ST. PETER — St. Peter’s next police chief is set to take the helm in July with a goal to grow relationships and trust between the department and the community.
The City Council recently appointed longtime St. Peter Police Department detective Matt Grochow to replace former chief Matt Peters, who retired in May after more than 22 years in the role. Grochow was one of five candidates, three of them internal, considered for the position.
After growing up in St. Peter and being with the police department since 1991, Grochow said it’ll be an honor to be the police chief in the city he loves.
“It was pure excitement,” he said of the council appointment. “There were a lot of quality candidates that were vying for the same position. It was humbling to know that I was chosen.”
Now 49 years old, Grochow’s connections to the department date as far back as when he was still in school in 1989. He participated in the police explorer program at the time before volunteering for the police reserves.
From there, his roles over the years included work as a dispatcher, community service officer, patrol officer, and most recently, detective work for the last 13 years.
He and the other four candidates went through public and private meet and greets along with interviews as part of the consideration process.
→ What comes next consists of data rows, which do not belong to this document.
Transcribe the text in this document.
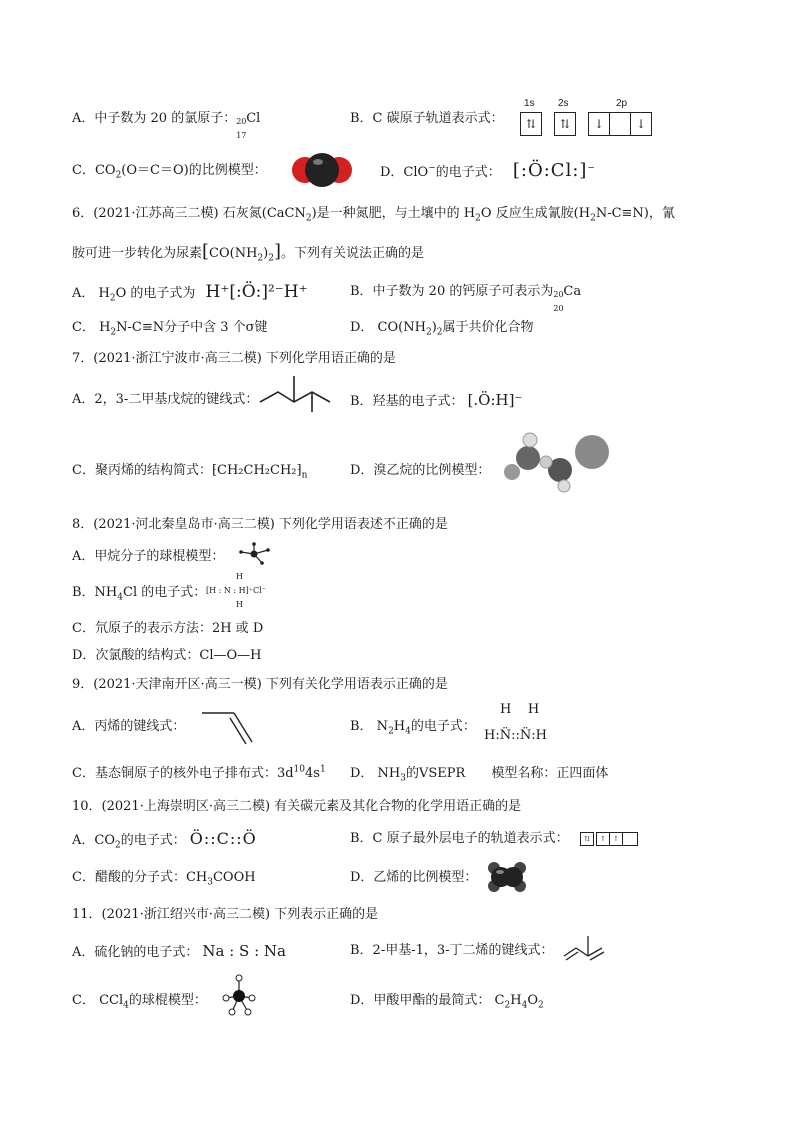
A．中子数为 20 的氯原子： 20
17
Cl	B．C 碳原子轨道表示式：
1s 2s	2p
⇅	⇅	↓	↓
C．$CO_2(O=C=O)$的比例模型：	D．ClO−的电子式： [:Ö:Cl:]−
6．(2021·江苏高三二模) 石灰氮(CaCN$_2$)是一种氮肥，与土壤中的 $H_2O$ 反应生成氰胺$(H_2N-C\equiv N)$，氰
胺可进一步转化为尿素$[CO(NH_2)_2]$。下列有关说法正确的是
A． $H_2O$ 的电子式为 H⁺[:Ö:]²⁻H⁺	B．中子数为 20 的钙原子可表示为 20
20
Ca
C． $H_2N-C\equiv N$分子中含 3 个σ键	D． $CO(NH_2)_2$属于共价化合物
7．(2021·浙江宁波市·高三二模) 下列化学用语正确的是
A．2，3-二甲基戊烷的键线式：	B．羟基的电子式： [.Ö:H]⁻
C．聚丙烯的结构简式：$⁅CH_2CH_2CH_2⁆_n$	D．溴乙烷的比例模型：
8．(2021·河北秦皇岛市·高三二模) 下列化学用语表述不正确的是
A．甲烷分子的球棍模型：
B．$NH_4Cl$ 的电子式：
H
[H : N : H]⁺Cl⁻
H
C．氘原子的表示方法：2H 或 D
D．次氯酸的结构式：Cl—O—H
9．(2021·天津南开区·高三一模) 下列有关化学用语表示正确的是
A．丙烯的键线式：	B． $N_2H_4$的电子式：
H    H
H:N̈::N̈:H
C．基态铜原子的核外电子排布式：$3d^{10}4s^1$ D． $NH_3$的VSEPR　　模型名称：正四面体
10．(2021·上海崇明区·高三二模) 有关碳元素及其化合物的化学用语正确的是
A．$CO_2$的电子式： Ö::C::Ö	B．C 原子最外层电子的轨道表示式：	⇅	↑	↑
C．醋酸的分子式：$CH_3COOH$	D．乙烯的比例模型：
11．(2021·浙江绍兴市·高三二模) 下列表示正确的是
A．硫化钠的电子式： Na : S : Na	B．2-甲基-1，3-丁二烯的键线式：
C． CCl$_4$的球棍模型：	D．甲酸甲酯的最简式： $C_2H_4O_2$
Groups including the local ministerial association, mosque leaders, other law enforcement agency officials, attorneys and representatives from the St. Peter Regional Treatment Center were involved in the process before City Administrator Todd Prafke made a recommendation to council members.
Grochow will earn a salary of $108,500 when he begins the job. His council appointment is contingent upon successfully passing psychological and physical examinations.
The hiring process, Grochow said, was critical in connecting him to groups he’ll be working with as police chief. He noted a discussion with a member of the city’s Somali-American community led to plans for a future meeting about how to build trust in the police department.
“We don’t want anyone to be fearful of coming in and talking to us,” he said. “We want to be very welcoming, having those goals of being involved in certain groups within the community is going to make us a stronger department.”
Community feedback contributed to Grochow being chosen for the role, Prafke said. He thanked residents for being so engaged in the hiring process.
“That type of process provides the greatest opportunity to find a candidate that’s likely to be most successful,” he said.
The choice came down to who was the best fit for a job where adaptability to change is increasingly needed, he added.
“Any number of those five we interviewed we believe would do an excellent job,” he said. “At that point, it’s about fit, changes in law enforcement overall and adaptability to the changes that continue to happen.”
Calls for police reform ramped up last year following former Minneapolis police officer Derek Chauvin’s murder of George Floyd. Activists there and in cities across the country called for more accountability in policing, with some advocating for departments to be defunded and replaced.
Debates about the extent of needed reforms and what reforms might be feasible are ongoing in Minnesota and elsewhere.
In St. Peter, Grochow said the police department needs to be open to change, which starts with listening. Expanding on the department’s community-oriented policing will be a key part of the effort.
“There’s been a lot of things pointed out that haven’t worked well in law enforcement,” he said. “We have to be ready to change, but more importantly we have to be ready to listen.”
He described building a rapport with people and being an active listener among his strengths.
“We need to show empathy and sympathy for people, especially victims of crimes,” he said. “We need to build that trust with them.”
While he thinks support for the police department is generally strong in St. Peter already, he also thinks there’s room for improvement. He sees strong responses when the department puts out calls for help on Facebook, for instance, but hopes to build on that trust so more groups feel comfortable coming forward.
The lifelong St. Peter resident said he looks forward to serving as a liaison between the department and the community when he steps in as police chief in the coming weeks.
“I love this community,” he said. “There have been opportunities to potentially leave the community, but I just couldn’t. There’s too much connection and too much bond; I really enjoy the residents.”